This year, Thanksgiving — known for its food and football — has a trio of games slated on the gridiron. It is feasible that by the time the evening contest has ended, Black Friday will have officially started.
This year, according to Forbes, Black Friday is anticipated to be “bigger than ever,” with predictions of an 11.5 percent increase in shopping on the big day. In addition, Forbes predicts Cyber Monday’s sales will exceed $3 billion, an increase of 9.4 percent over last year. In total, 137.4 million Americans plan to shop Thanksgiving weekend, according to the National Retail Federation.
These predictions are nice, especially if they are accurate, since they would result in a solid and much-needed boost to the economy. However, that money is far more beneficial if it is spent locally. That’s where Small Business Saturday comes into play. And while Black Friday and Cyber Monday are still important, Forbes also makes the acute observation that Small Business Saturday might be more important than both of the other holiday shopping excursions.
Small businesses drive much of the United States economy. There are approximately 28 million American small businesses, and they account for more than half (54 percent) of all U.S. sales. Further, it’s not just the number of small businesses that give them an economic advantage; small businesses provide many benefits to consumers that large corporations simply cannot, such as unique offerings to the local community, more personalized service, and — perhaps most importantly — keeping money local.
Small Business Saturday was created seven years ago, and, according to American Express (which created the “holiday”), last year, 95 million consumers participated in the event. We promote local small businesses every year at this time, because they are such a key part of our economy here in the western communities. They are usually owned by people right here in our communities, who depend on their success, and who often take part in other activities and initiatives that enhance the lives of their fellow residents.
We are well aware that many area residents work at national chain stores. We also understand that there are some things on people’s holiday wish lists that are easier to find at national retail chains or online. That’s fine; those businesses benefit the economy as well.
Sometimes, however, it’s time to step away from the mass-produced items. And local businesses are the lifeblood of our community. Without them, there would be fewer options, poorer service, many vacant buildings and a huge hit to our tax base.
Assisting locally owned businesses helps make our community a better place to live.
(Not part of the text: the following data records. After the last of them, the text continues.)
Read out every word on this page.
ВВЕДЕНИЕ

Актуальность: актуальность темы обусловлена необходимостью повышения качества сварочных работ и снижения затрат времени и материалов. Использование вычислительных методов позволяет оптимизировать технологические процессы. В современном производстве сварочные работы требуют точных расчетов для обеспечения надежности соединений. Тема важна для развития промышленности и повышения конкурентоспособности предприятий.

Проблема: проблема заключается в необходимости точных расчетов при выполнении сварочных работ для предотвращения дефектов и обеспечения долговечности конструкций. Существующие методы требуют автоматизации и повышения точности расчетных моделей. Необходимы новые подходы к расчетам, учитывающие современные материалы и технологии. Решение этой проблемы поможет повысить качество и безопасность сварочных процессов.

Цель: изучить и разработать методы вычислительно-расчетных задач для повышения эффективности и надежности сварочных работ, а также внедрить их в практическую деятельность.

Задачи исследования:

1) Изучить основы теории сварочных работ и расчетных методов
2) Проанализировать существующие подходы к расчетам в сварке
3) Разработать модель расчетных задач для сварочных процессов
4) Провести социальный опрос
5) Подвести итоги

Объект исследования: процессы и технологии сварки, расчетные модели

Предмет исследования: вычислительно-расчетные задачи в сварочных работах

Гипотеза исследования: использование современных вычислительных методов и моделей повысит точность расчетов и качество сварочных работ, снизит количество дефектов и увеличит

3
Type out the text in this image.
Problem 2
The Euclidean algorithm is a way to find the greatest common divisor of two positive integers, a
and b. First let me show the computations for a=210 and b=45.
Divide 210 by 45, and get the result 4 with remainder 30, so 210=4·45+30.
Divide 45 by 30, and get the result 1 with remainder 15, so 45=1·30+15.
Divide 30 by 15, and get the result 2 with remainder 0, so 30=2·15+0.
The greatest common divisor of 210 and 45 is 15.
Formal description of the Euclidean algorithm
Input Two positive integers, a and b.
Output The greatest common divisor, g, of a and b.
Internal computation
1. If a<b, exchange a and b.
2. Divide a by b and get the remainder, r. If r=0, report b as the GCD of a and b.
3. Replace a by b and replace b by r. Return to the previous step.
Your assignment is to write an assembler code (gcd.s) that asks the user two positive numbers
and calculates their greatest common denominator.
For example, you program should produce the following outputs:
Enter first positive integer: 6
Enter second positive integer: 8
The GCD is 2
This ultimately leads to better educational options, better recreation, better roads and better emergency services. Local businesses owners are also the ones who more often take ownership in the community, supporting local nonprofits, schools and sports leagues.
So, which locally owned stores should you target? We recommend searching the online membership directories of the Central Palm Beach County Chamber of Commerce (www.cpbchamber.com), the Wellington Chamber of Commerce (www.wellingtonchamber.com) and the Western Business Alliance (www.thewesternbusinessalliance.com). And while you are at it, many locally owned businesses can be found advertising right here on the pages of the Town-Crier, which is also a locally owned business.